IP6 in treatment of liver cancer. I. IP6 inhibits growth and reverses transformed phenotype in HepG2 human liver cancer cell line.

Hepatocellular carcinoma (HCC) is a common tumor world-wide with extremely poor prognosis. Recent studies have shown that inositol hexaphosphate (IP6), a naturally occurring carbohydrate, has novel anti-cancer function in various in vitro and in vivo models. The aim of this study was to assess whether IP6 could inhibit the growth of human hepatocellular carcinoma. We treated HepG2, a human liver cancer cell line in vitro with IP6 and evaluated ifs effect on growth and differentiation. IP6 treatment of HepG2 cells caused a dose-dependent growth inhibition.

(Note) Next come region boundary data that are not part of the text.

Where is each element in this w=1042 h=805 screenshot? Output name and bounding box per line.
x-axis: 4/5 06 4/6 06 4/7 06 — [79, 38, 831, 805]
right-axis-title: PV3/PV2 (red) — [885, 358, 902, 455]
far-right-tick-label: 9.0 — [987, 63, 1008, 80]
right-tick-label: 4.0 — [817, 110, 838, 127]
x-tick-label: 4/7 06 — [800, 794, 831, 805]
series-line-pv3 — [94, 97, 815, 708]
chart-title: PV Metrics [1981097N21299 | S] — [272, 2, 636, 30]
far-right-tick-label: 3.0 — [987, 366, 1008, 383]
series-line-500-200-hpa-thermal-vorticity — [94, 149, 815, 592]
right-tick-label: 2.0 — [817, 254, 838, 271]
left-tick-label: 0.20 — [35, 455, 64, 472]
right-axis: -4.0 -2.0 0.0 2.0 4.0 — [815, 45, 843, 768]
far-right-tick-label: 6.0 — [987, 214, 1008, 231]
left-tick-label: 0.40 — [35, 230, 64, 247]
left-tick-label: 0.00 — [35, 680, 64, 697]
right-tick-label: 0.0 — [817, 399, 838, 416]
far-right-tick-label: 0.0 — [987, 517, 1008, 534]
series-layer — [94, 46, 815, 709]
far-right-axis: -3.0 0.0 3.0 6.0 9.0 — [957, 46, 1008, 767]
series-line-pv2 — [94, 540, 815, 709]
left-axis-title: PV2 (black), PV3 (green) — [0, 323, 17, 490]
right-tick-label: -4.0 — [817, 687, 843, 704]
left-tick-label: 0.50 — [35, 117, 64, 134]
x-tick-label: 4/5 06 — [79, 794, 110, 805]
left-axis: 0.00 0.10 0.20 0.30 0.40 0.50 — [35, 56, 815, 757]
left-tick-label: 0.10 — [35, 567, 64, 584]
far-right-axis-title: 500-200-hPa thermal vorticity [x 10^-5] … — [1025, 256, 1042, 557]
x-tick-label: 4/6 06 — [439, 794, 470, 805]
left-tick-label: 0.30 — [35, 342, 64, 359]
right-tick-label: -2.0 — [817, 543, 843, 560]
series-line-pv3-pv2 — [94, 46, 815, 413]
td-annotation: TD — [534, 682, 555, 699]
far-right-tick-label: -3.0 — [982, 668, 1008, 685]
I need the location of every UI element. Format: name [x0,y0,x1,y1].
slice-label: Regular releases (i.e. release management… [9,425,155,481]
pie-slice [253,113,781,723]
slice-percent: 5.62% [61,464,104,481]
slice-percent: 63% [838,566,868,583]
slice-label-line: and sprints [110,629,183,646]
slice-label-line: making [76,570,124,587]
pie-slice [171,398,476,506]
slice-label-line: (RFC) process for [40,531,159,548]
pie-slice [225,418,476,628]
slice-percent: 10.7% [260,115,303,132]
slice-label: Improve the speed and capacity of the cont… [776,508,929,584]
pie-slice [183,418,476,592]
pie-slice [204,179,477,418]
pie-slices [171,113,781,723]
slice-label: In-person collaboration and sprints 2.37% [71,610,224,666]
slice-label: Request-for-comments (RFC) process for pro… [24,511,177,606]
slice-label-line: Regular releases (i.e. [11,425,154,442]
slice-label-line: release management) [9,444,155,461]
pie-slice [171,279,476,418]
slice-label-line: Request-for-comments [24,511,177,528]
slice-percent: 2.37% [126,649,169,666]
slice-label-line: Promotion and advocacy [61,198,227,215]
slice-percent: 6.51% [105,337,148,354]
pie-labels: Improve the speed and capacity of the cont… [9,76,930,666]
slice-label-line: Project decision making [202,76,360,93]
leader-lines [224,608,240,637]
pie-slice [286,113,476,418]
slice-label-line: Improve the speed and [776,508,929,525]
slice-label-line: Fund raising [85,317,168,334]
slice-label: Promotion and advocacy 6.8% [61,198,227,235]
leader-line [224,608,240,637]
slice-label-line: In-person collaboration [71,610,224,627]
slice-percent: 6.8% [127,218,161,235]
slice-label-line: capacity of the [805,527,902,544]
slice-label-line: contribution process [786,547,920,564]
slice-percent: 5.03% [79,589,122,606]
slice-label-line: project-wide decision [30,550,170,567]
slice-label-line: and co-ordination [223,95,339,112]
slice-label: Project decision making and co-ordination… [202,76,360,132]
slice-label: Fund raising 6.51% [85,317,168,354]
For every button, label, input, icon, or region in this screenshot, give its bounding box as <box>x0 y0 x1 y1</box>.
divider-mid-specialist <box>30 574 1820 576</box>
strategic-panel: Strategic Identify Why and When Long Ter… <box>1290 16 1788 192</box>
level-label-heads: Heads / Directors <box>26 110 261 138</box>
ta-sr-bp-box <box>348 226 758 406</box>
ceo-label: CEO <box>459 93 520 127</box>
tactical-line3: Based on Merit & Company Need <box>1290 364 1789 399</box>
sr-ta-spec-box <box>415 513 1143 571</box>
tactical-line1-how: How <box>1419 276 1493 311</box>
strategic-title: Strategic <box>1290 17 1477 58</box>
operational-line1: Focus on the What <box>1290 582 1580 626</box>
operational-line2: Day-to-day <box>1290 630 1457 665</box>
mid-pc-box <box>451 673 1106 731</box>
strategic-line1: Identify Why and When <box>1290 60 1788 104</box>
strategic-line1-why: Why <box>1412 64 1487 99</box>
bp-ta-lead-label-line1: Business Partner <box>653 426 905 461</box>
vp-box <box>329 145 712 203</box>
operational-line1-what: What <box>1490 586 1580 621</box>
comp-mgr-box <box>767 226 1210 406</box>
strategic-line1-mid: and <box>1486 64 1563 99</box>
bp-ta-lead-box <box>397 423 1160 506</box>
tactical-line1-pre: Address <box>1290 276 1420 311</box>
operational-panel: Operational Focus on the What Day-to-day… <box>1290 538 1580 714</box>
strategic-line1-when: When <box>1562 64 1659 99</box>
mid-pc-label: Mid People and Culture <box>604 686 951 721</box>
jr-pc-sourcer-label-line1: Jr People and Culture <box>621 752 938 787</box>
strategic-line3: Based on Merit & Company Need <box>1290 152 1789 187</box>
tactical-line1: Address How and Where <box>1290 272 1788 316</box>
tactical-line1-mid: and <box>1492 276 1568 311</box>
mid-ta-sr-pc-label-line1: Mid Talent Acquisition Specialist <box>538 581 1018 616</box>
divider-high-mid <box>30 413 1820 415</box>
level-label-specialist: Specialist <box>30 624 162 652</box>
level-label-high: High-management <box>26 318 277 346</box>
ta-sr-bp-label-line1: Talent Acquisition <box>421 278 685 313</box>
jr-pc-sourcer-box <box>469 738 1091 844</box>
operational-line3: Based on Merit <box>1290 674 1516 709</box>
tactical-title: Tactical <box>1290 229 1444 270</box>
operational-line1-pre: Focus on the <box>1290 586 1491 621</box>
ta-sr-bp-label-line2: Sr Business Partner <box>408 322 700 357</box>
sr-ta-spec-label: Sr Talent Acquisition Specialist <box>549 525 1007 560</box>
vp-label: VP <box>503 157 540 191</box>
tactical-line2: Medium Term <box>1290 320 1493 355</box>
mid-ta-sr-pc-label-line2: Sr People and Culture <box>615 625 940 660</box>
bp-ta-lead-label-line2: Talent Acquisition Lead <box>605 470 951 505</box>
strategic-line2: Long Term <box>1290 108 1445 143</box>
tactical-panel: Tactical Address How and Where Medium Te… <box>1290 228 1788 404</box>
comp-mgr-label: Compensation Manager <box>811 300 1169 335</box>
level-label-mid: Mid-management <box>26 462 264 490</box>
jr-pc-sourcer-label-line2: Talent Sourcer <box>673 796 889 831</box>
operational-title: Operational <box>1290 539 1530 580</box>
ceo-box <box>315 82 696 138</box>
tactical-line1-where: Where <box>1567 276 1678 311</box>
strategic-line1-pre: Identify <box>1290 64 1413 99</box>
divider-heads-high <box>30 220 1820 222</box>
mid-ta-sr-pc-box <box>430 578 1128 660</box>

Compared to other cancer cell lines, HepG2 cells were quite sensitive to IP6, IC50 (50% inhibition of cell growth) of IP6 being < 1.0 mM (0.338 mM). Treatment with IP6 decreased the ability of HepG2 cells to form colonies, as assessed in the plating efficiency assay. Morphological changes induced by IP6 were consistent with differentiation of HepG2 cells. Exposure of HepG2 cells to IP6 drastically decreased the rate of production of alpha-fetoprotein (AFP), a armor marker of HCC, indicating also that IP6 treatment leads to differentiation of malignant liver cells. Further; IP6 treatment caused a decreased expression of mutant p53 protein in HepG2 cells, with no signifcant change in the expression of wild-type p53. The expression of p21(WAF1) protein was increased by 1.5 fold, as determined by immunocytochemical staining and ELISA assay. These data demonstrate that IP6 inhibits the growth, and induces differentiation and a less aggressive phenotype of HepG2 cells, suggesting a role of IP6 in the treatment of HCC.